Consider this code example:

char c = 0xff;
char mask = 0xfe;
switch ((unsigned)(c & mask)) {
case -2: /* do task 1 */ break;
default:   /* do task 2 */
}

Let us assume that CHAR_BIT = 8 and the implementation defined assignment to c and mask is via interpretation of the bit patterns: 11111111 and 11111110, and negative zeros are allowed. The behaviour of this code is therefore:

if char is signed and implementation uses 2's complement, c = -1, mask = -2, c & mask = -2, (unsigned)(c & mask) = UINT_MAX - 1.

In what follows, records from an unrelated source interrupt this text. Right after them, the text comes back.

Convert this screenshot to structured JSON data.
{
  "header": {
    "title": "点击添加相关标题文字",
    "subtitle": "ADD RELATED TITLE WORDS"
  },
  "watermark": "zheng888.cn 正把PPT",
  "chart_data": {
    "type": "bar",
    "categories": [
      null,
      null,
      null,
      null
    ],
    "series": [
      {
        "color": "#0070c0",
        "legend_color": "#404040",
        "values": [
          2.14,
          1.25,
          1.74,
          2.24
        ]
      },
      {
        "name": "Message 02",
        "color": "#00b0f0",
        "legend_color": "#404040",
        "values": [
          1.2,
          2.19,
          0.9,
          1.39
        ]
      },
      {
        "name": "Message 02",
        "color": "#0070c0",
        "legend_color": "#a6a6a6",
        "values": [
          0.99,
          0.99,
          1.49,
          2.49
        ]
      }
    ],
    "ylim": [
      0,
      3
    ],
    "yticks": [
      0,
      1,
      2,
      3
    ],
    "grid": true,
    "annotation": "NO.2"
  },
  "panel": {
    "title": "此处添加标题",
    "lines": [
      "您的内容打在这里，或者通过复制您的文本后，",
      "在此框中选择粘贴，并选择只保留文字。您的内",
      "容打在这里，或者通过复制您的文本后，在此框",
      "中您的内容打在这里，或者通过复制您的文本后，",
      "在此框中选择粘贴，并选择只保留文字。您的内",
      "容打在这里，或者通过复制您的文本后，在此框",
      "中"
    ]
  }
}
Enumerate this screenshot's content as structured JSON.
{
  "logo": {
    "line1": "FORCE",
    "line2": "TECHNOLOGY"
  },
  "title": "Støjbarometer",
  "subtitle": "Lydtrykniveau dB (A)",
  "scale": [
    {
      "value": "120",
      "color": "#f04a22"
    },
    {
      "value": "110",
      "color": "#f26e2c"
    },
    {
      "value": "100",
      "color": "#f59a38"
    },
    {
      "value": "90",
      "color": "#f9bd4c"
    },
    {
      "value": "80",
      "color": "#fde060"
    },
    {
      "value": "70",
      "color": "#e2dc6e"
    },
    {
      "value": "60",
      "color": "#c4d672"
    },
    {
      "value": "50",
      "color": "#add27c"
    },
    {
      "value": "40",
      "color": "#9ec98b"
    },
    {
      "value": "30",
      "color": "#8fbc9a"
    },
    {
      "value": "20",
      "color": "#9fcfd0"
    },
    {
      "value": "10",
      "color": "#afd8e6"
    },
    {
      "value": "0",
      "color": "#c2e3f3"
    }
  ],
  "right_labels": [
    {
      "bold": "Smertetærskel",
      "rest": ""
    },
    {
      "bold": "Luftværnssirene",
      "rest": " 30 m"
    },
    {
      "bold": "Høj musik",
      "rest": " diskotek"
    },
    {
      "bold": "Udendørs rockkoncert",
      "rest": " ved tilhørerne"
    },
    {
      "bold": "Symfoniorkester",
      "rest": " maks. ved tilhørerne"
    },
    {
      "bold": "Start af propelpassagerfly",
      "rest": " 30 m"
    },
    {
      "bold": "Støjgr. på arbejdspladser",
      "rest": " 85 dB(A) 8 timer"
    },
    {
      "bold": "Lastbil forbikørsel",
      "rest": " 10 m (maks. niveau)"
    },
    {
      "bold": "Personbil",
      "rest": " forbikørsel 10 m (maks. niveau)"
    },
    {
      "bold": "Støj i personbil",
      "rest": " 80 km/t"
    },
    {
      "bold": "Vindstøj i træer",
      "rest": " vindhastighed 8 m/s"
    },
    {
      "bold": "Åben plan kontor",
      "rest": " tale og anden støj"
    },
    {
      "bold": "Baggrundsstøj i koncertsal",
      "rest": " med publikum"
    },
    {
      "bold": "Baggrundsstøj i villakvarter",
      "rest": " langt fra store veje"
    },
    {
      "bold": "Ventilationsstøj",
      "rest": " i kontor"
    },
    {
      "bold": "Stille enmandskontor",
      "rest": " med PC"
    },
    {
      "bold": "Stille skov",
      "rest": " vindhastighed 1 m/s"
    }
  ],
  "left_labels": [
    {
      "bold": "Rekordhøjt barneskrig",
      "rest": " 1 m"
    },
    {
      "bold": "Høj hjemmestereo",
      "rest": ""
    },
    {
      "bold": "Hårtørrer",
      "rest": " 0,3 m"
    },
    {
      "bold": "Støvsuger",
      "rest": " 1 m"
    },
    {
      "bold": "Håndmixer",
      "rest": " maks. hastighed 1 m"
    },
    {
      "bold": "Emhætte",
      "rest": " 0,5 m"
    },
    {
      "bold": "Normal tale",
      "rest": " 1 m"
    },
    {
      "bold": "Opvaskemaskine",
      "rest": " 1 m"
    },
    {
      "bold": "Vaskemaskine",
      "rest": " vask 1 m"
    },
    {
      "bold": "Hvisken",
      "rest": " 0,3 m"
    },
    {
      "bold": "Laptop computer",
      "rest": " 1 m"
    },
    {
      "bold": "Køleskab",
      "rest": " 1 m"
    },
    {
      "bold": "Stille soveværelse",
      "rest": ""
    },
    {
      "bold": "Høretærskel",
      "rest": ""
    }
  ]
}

if char is signed and implementation uses 1's complement, c = 0, mask = -1, c & mask = 0, (unsigned)(c & mask) = 0. c is zero and not negative zero because C does not allow creation of negative zero via an assignment.

if char is signed and implementation uses signed magnitude, c = -127, mask = -126, c & mask = -126, (unsigned)(c & mask) = UINT_MAX - 125

if char is unsigned c = 255, mask = 254, c & mask = 254, (unsigned)(c & mask) = 254

The case constant -2 is converted to the same type as the controlling expression, so the value is UINT_MAX - 1. Hence it would only match if char is signed and implementation uses 2's complement.

Is this correct according to the C standard or are there additional assumptions that needs to be added?

1 Answer 1

1

Is this correct according to the C standard

Not really. If char is signed and 8-bit (ie. CHAR_MAX is less than 255), then the line

char c = 0xff;

is implementation-defined. It might do what you say, but it might not.

The C standard 6.3.1.3:

Otherwise, the new type is signed and the value cannot be represented in it; either the result is implementation-defined or an implementation-defined signal is raised.

5
  • I was under the impression that this is implementation defined behaviour rather than undefined behaviour
    – tyty
    Nov 9, 2011 at 9:46
  • Why would 0xff be undefined? It would be -1 if char is signed.
    – Jim Buck
    Nov 9, 2011 at 9:55
  • 1
    @Jim I would say it is because 0xff overflow a signed char
    – mathk
    Nov 9, 2011 at 10:16
  • 0xff is a hex value, not a signed/unsigned value. It can represent both signed/unsigned values depending on the type it's being assigned to. (How else would one assign -1 as a hex value?)
    – Jim Buck
    Nov 9, 2011 at 18:52
  • @JimBuck: Not true, 0xff is just the same as 255. There are no "hex values", in C, only numbers.